WASHINGTON (CN) — Sinking beneath the weight of tens of billions of dollars in debt, the trappings of paradise in Puerto Rico belie an island where poverty is rampant and communities struggle to rebound from years-ago disasters like Hurricane Maria, to say nothing of the Covid-19 pandemic.
Any discussion of the predicament inevitably leads back to the U.S. territory's nonstate identity. This week, on the mainland, members of Congress renewed legislative efforts to resolving the island's status.
If it were a state, Puerto Rico, home to more than 3.28 million U.S. citizens, would rank 30th in population. But it has been hemorrhaging residents over the past 20 years, with more than 522,000 people leaving between 2000 and 2020, mostly to seek better opportunities in the continental U.S.
About 40.5% of Puerto Ricans live in poverty, according to the U.S. Census Bureau, more than triple the national poverty rate of 12.8% and double the rate of 19.4% in Mississippi, the poorest state in the union. Median household income on the island is only $22,237, compared with $69,717 nationwide and $48,716 in Mississippi.
Puerto Ricans generally don’t pay federal tax on income earned on the island, but they are not equally eligible for some federal programs either. Even as citizens, they cannot vote in U.S. presidential elections and do not have a voting representative in Congress.
“That is fundamentally undemocratic,” George Laws Garcia, executive director of the Puerto Rico Statehood Council, said in an interview. “It goes against America’s core founding value which is government by the consent of the governed.”
The House of Representatives passed a measure in December to hold a binding election on the island’s future, but it never made it to the Senate floor.
Because Puerto Rico has no elected representation in the chamber, legislation the island considers favorable has historically struggled in the Senate even if it manages to clear the House, Laws Garcia noted.
Even so, he said, “the fact that there was House passage in December was still a huge, huge, huge step in the process."
This past Thursday, the legislation was reintroduced, offering Puerto Ricans a choice between statehood, independence or independence with free association with the U.S.

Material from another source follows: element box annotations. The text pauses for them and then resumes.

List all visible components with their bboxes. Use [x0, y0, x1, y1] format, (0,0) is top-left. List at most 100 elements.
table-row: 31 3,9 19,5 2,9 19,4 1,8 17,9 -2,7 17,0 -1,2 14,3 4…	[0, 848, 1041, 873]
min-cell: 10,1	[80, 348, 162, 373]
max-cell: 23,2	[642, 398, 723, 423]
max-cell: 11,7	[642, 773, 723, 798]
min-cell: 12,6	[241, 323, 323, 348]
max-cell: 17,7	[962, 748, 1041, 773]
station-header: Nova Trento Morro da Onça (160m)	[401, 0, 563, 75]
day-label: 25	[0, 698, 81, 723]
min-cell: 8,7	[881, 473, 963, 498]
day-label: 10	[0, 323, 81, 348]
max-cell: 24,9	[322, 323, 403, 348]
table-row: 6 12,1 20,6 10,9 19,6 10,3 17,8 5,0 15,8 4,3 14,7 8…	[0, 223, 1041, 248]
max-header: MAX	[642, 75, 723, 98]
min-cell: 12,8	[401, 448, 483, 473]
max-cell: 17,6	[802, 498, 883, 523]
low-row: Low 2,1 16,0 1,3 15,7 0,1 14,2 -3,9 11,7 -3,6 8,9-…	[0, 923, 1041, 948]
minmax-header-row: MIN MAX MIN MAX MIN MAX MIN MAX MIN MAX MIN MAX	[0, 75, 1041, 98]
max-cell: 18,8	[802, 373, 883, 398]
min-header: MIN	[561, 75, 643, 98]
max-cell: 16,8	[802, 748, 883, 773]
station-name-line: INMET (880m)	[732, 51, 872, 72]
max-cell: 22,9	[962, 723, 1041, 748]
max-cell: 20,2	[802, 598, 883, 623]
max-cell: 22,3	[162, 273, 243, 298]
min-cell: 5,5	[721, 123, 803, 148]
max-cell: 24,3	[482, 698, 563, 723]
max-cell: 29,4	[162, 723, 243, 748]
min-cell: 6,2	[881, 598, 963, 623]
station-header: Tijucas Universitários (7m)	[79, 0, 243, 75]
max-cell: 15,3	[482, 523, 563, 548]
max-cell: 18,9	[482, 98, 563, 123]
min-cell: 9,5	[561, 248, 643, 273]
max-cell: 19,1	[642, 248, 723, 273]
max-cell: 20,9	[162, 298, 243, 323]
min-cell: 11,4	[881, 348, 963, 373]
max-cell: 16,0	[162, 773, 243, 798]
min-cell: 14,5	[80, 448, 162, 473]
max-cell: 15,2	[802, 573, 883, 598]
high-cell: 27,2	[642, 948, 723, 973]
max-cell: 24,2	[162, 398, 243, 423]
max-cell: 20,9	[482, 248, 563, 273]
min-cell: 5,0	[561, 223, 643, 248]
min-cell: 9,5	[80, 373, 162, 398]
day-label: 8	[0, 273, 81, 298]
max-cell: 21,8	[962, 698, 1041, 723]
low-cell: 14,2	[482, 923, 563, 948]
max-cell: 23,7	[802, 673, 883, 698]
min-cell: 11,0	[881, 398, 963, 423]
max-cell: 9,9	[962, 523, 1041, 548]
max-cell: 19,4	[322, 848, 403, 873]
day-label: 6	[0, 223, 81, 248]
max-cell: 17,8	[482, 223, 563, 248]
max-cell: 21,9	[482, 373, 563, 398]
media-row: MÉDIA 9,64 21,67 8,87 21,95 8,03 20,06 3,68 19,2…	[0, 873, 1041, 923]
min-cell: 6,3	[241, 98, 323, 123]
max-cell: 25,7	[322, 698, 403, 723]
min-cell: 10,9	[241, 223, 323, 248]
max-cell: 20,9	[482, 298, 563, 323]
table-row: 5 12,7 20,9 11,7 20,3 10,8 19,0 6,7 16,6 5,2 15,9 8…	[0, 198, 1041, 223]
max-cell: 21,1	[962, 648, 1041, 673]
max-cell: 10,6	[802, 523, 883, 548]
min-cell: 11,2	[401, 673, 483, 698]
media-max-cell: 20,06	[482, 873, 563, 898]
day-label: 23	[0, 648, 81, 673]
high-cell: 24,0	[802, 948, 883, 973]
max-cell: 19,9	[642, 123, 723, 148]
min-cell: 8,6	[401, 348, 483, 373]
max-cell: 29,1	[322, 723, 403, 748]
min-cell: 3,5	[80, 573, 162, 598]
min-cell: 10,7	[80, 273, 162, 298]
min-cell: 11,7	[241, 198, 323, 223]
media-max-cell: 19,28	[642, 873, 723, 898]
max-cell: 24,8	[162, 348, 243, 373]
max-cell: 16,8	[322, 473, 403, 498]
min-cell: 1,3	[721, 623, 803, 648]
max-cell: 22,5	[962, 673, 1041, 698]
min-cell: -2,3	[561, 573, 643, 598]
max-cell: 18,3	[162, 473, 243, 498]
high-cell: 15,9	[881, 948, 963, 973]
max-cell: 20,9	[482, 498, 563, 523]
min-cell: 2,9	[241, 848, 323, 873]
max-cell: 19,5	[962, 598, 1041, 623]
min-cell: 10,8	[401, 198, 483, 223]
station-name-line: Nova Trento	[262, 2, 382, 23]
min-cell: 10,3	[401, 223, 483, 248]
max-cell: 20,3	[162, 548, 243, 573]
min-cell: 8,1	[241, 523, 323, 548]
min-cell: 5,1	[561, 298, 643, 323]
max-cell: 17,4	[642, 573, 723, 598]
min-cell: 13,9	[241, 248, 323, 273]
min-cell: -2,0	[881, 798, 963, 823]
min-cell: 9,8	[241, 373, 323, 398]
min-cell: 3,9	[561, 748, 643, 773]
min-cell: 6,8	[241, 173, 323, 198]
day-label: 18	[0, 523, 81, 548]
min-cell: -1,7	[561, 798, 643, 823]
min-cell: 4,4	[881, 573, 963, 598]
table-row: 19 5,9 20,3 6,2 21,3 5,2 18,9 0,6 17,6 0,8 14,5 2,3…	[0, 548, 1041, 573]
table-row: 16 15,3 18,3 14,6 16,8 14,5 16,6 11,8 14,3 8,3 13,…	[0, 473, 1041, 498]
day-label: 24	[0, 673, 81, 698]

“After more than one hundred years of colonial rule, Puerto Ricans need a democratic mechanism to determine their own future,” Representative Nydia Velazquez said in a press release. “The people of Puerto Rico must decide their future, and Congress has the responsibility and power to facilitate that process.”
Puerto Rico’s nonvoting member of Congress, Representative Jenniffer Gonzalez-Colon, put it more bluntly: "Territorial status is the problem and cannot be part of the solution."
“The people of Puerto Rico have voted on multiple occasions for Statehood and this bill provides the mechanism to achieve that quest,” she said in a press conference. “Nothing comes above the people’s will. The Constitution clearly states that solving Puerto Rico's political status is Congress' responsibility. After 125 years of debate the time has come for Congress to commit to real action and end our shameful territorial reality.”
Puerto Rico is officially a commonwealth under its 1952 constitution, but it remains an unincorporated territory along with Guam, American Samoa, the Northern Mariana Islands and the U.S. Virgin Islands. The commonwealth status removed it from the United Nations’ list of non-self-governing territories and freed the U.S. from mandated annual reports, but the international body has still criticized its status as recently as June 2022.
“The label ‘commonwealth’ was intended to erase ‘colony,’ but it effectively assured that the island would remain a US colony indefinitely,” Ed Morales, a professor at Columbia University, wrote in the 2019 book "Fantasy Island."